Mathematical Sciences Publishers
- Country of origin: United States
- Headquarters location: Berkeley, California
- Publication types: Academic journals, Books
- Official website: msp.org

= Mathematical Sciences Publishers =

Journal publisher

Mathematical Sciences Publishers is a nonprofit publishing company run by and for mathematicians.
It publishes several journals and the book series Geometry & Topology Monographs. It is run from a central office in the Department of Mathematics at the University of California, Berkeley.

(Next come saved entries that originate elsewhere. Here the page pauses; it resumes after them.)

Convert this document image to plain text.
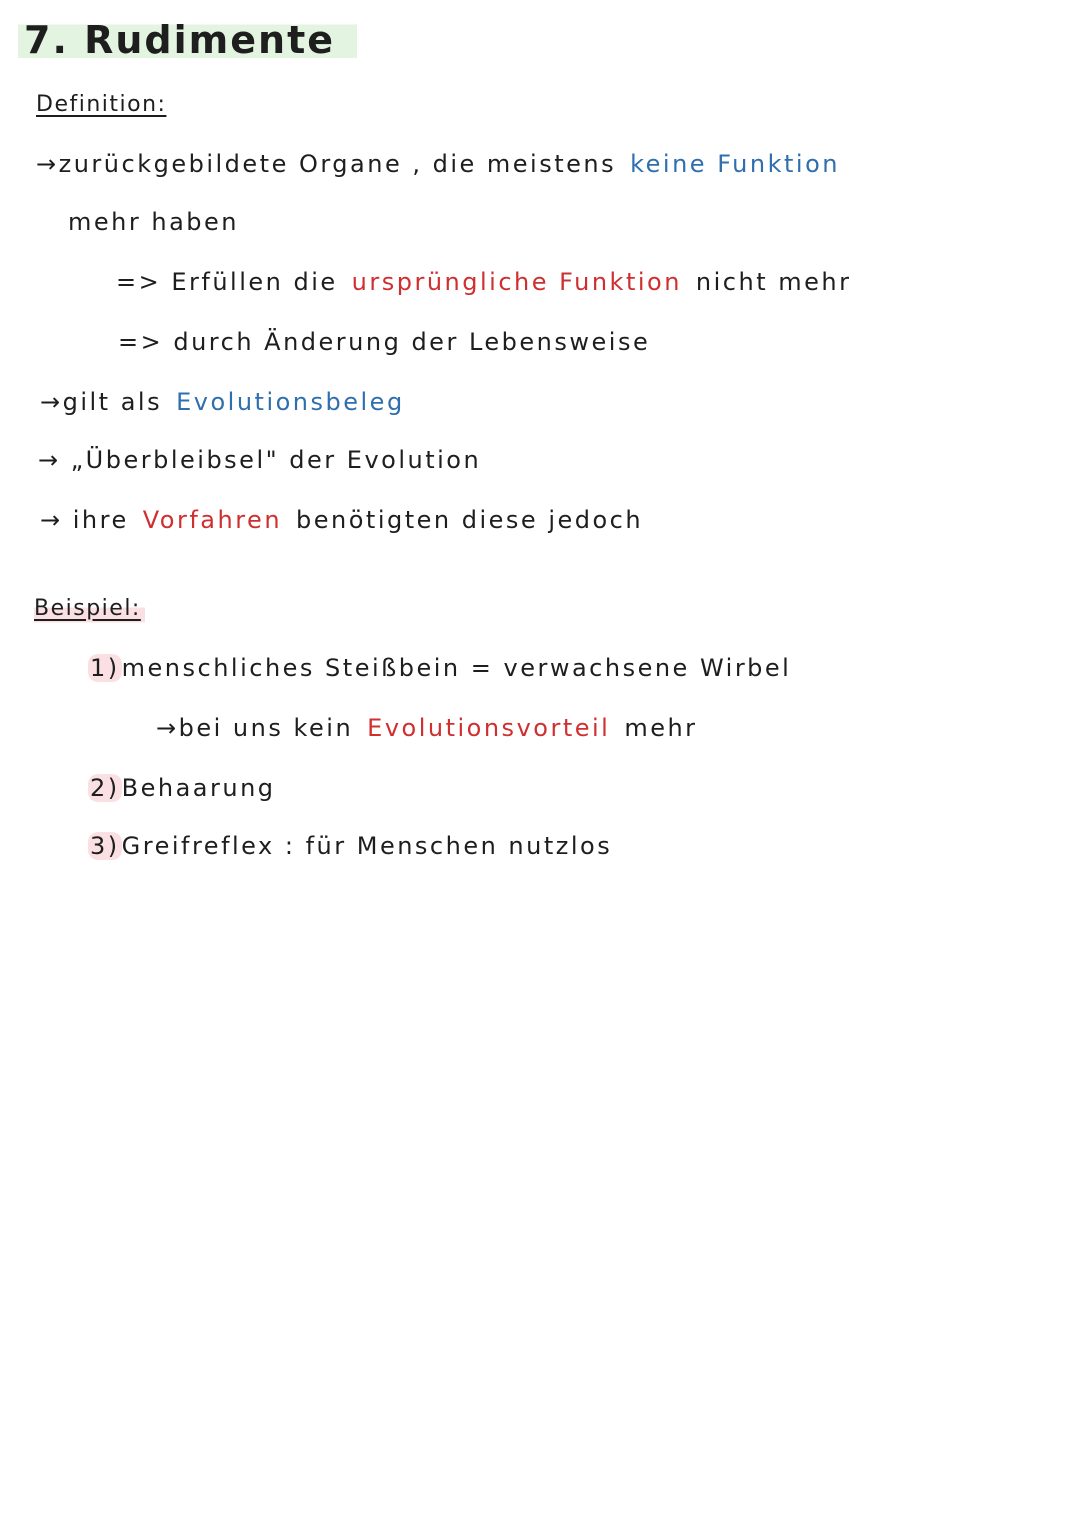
7. Rudimente
Definition:
→zurückgebildete Organe , die meistens keine Funktion
mehr haben
=> Erfüllen die ursprüngliche Funktion nicht mehr
=> durch Änderung der Lebensweise
→gilt als Evolutionsbeleg
→ „Überbleibsel" der Evolution
→ ihre Vorfahren benötigten diese jedoch
Beispiel:
1)menschliches Steißbein = verwachsene Wirbel
→bei uns kein Evolutionsvorteil mehr
2)Behaarung
3)Greifreflex : für Menschen nutzlos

== Journals owned and published ==

- Algebra & Number Theory
- Algebraic & Geometric Topology
- Analysis & PDE
- Annals of K-Theory
- Communications in Applied Mathematics and Computational Science
- Geometry & Topology
- Innovations in Incidence Geometry—Algebraic, Topological and Combinatorial
- Involve: A Journal of Mathematics
- Journal of Algebraic Statistics
- Journal of Mechanics of Materials and Structures
- Journal of Software for Algebra and Geometry
- Mathematics and Mechanics of Complex Systems
- Moscow Journal of Combinatorics and Number Theory
- Pacific Journal of Mathematics
- Probability and Mathematical Physics
- Pure and Applied Analysis
- Tunisian Journal of Mathematics

== Journals distributed ==
- Annals of Mathematics

==Online publications==
Mathematical Sciences Publishers produces Celebratio Mathematica, a publicly supported online journal that honors mathematicians and their contributions. It provides a comprehensive collection of their works, including biographical information, bibliographic data, photographs, testimonials and commentary. The editorial board carefully selects mathematicians based on their scientific achievements and scholarly impact.